A US construction giant celebrates the opening of Spartak Moscow’s new football stadium, the Australian prime minister goes to live in the Outback and there’s some sterling charity work being done across the sector
Women on board
Could Balfour Beatty’s next chief executive be a woman? Sad though it is, in 2014 female bosses are still few and far between in the construction industry. However, the headhunting firm that Balfour Beatty has appointed to look for its next chief executive is something of a specialist in hiring women. The Zygos Partnership, which is conducting the search, boasts on its website: “We are well known for our work in the appointment of women.
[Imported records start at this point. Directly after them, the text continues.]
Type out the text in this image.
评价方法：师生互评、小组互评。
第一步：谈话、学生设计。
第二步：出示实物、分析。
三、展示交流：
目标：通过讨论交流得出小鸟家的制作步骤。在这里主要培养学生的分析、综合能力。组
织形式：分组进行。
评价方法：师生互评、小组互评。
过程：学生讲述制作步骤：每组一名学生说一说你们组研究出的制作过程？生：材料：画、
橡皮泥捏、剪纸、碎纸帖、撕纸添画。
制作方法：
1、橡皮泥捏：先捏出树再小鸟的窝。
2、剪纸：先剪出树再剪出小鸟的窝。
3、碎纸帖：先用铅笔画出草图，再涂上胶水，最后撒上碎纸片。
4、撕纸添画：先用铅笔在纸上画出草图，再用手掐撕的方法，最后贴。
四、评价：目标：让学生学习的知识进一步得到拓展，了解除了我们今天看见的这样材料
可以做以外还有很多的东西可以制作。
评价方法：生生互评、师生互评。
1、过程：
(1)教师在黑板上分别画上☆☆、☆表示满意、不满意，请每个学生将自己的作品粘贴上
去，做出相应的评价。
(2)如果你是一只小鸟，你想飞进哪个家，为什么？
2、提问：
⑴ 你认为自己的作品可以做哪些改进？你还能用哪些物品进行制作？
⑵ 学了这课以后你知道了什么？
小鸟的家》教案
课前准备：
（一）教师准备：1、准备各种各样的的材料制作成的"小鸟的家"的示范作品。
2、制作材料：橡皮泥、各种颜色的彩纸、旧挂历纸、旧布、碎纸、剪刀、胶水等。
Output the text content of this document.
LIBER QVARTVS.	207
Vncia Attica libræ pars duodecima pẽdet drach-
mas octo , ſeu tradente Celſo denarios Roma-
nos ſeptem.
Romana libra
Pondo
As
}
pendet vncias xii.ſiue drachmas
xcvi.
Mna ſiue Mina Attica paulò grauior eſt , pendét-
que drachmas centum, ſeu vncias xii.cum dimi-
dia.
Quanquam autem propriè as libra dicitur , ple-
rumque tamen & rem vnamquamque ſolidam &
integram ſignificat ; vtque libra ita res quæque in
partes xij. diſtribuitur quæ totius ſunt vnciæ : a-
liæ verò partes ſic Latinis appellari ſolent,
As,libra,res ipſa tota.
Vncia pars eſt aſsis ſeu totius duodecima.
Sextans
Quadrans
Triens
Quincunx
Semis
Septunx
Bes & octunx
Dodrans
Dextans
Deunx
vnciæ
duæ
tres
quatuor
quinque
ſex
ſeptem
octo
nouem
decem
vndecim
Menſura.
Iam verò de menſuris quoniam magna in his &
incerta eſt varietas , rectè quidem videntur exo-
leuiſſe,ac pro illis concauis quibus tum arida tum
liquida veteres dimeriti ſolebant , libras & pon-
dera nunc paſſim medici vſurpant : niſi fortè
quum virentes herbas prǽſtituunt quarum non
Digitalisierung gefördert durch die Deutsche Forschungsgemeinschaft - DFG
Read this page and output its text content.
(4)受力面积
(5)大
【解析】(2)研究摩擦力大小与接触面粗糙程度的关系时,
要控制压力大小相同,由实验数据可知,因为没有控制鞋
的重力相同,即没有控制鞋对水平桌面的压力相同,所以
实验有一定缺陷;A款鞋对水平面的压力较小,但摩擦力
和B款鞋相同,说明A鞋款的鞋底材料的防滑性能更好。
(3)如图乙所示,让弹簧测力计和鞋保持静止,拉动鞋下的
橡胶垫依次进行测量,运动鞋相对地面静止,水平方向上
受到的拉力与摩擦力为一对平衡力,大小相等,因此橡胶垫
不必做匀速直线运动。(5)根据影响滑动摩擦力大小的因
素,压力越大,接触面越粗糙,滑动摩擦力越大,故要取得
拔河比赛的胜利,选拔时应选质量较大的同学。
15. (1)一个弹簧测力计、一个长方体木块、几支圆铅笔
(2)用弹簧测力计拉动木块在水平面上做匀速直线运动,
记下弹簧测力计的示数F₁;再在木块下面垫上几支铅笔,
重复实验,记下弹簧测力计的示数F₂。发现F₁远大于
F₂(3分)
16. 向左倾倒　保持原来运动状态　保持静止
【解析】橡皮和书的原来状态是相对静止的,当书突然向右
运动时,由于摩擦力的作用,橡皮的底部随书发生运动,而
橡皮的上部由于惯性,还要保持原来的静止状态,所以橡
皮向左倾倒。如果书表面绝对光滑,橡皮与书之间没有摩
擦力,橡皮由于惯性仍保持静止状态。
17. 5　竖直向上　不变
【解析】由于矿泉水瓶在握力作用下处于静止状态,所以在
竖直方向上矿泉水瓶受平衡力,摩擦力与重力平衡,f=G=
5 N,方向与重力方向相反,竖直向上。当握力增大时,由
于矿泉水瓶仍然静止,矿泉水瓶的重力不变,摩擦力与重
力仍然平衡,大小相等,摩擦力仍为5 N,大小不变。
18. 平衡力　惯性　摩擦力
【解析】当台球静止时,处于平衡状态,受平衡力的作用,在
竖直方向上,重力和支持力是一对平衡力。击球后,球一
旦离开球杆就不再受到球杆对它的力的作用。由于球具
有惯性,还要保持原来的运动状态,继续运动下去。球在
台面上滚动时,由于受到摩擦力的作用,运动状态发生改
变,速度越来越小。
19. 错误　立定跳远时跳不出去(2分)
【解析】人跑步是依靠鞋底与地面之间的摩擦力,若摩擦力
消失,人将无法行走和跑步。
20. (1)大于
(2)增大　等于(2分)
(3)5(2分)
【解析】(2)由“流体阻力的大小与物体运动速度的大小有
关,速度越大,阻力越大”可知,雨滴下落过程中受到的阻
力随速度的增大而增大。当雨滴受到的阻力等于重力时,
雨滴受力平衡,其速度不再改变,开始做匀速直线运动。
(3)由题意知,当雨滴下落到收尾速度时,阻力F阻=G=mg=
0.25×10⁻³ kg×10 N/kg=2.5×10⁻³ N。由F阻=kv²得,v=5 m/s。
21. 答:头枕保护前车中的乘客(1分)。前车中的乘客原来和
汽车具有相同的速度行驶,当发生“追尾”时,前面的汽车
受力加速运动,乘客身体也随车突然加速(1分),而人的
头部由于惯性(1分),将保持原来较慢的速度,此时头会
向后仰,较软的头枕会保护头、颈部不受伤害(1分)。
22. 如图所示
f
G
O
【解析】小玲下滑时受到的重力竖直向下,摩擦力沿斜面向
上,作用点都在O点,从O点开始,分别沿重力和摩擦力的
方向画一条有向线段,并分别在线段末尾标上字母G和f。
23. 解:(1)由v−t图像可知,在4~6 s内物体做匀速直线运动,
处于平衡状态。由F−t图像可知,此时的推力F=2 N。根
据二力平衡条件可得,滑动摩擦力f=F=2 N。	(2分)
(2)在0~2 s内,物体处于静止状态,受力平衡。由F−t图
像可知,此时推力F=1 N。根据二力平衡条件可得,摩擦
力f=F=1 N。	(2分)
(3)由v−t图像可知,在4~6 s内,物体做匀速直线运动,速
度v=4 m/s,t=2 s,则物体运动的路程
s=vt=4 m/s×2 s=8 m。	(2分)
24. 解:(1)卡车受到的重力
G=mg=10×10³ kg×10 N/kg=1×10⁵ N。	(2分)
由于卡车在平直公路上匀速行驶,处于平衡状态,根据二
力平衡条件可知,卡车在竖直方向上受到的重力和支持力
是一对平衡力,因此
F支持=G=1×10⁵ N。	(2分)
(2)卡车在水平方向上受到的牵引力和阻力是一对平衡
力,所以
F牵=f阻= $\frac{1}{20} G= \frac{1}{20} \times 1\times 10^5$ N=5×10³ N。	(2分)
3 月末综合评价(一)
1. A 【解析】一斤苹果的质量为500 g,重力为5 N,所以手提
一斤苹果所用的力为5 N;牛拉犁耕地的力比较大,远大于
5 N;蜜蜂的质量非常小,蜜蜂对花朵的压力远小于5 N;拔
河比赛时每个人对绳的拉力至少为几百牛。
Since our inception we have identified and subsequently nurtured relationships with some of the most talented businesswomen.” Still, with the percentage of women working in the industry still only 12%, and with just 21 women on the boards of the top 20 contractors, there’s clearly a long way to go yet.
Carry on camping
As UK MPs ponder where parliament should sit when the House of Commons is refurbished, they may want to take a leaf out of the prime minister of Australia’s book. Tony Abbott is currently running the country from a tent in the Outback bushland for a week. Abbott is making good on a pre-election promise to run the country from an aboriginal community for one week a year, and has based himself in a canvas tent in Arnhem Land, northern Australia. Do the consultants behind the Houses of Parliament refurbishment, Aecom and Deloitte, have similar designs to send UK MPs camping, I wonder? It would certainly be a neat nod to austerity and surely go down well with voters.
Greenwich screen time
The Hong Kong owner of Greenwich Peninsula, Knight Dragon, is accelerating development of the massive 10,000-home scheme next to London’s O2 Arena. Knight Dragon lays down another marker in the scheme’s development tomorrow, with the opening of a snazzy marketing suite to showcase the developer’s ambitious plans, designed by London Eye architects Marks Barfield. My reporter got a sneak peek of the suite last week, which features a jaunty model of the scheme with zipping tube trains and airplanes, an art gallery, bars and show flats. A small cinema, which will show promotional videos after the launch, was playing Batman Begins when we visited. Shouldn’t it be showing The Knight Dragon Rises?
A space to grow
This month developer Argent sent 70 staff, including director Tony Giddings, to aid in the renovation of homelessness community Emmaus Brighton & Hove for charity CRASH. The volunteers, alongside a team from Bam, prepared and seeded a wild flower garden and meadow, repainted the community’s shop and paved the entrance to make it accessible to wheelchairs and buggies. Emmaus volunteer Ana said: “We are so grateful to you all for everything you have done. This is not just a shop or a garden; this is a home. More than 40 people live here in this community and this will make such a difference to our lives.”
Lightening the load
Construction industry charity the Lighthouse Club has been providing emergency financial assistance, welfare and legal support to construction workers and their families in times of hardship and stress since it was founded in 1956. This week the club has expanded the reach of its services with the launch of a helpline for workers in need. The helpline is open to all construction workers, but is designed specifically to help workers at SMEs “who are in need of help, advice and support but do not have the opportunity to access it”. The helpline is on 0845 605 1956.
Spartak Moscow’s new fans
More news from Moscow and my hack, back from Russia, tells me staff from US construction giant Aecom’s CIS team had a spring in their step after the successful launch of the stadium they designed for FC Spartak Moscow. The club christened the 45,000-seat Otkrytie Arena with a 1-1 draw with Serbia’s Red Star Belgrade in a friendly a fortnight ago. Russia’s elite were out in force for the occasion, including several Russian government big wigs. Aecom said the feedback from the assembled dignitaries was that they were “impressed at what a private company could deliver”. We’re told Otkrytie was the first Russian football stadium not to be delivered by the Russian state.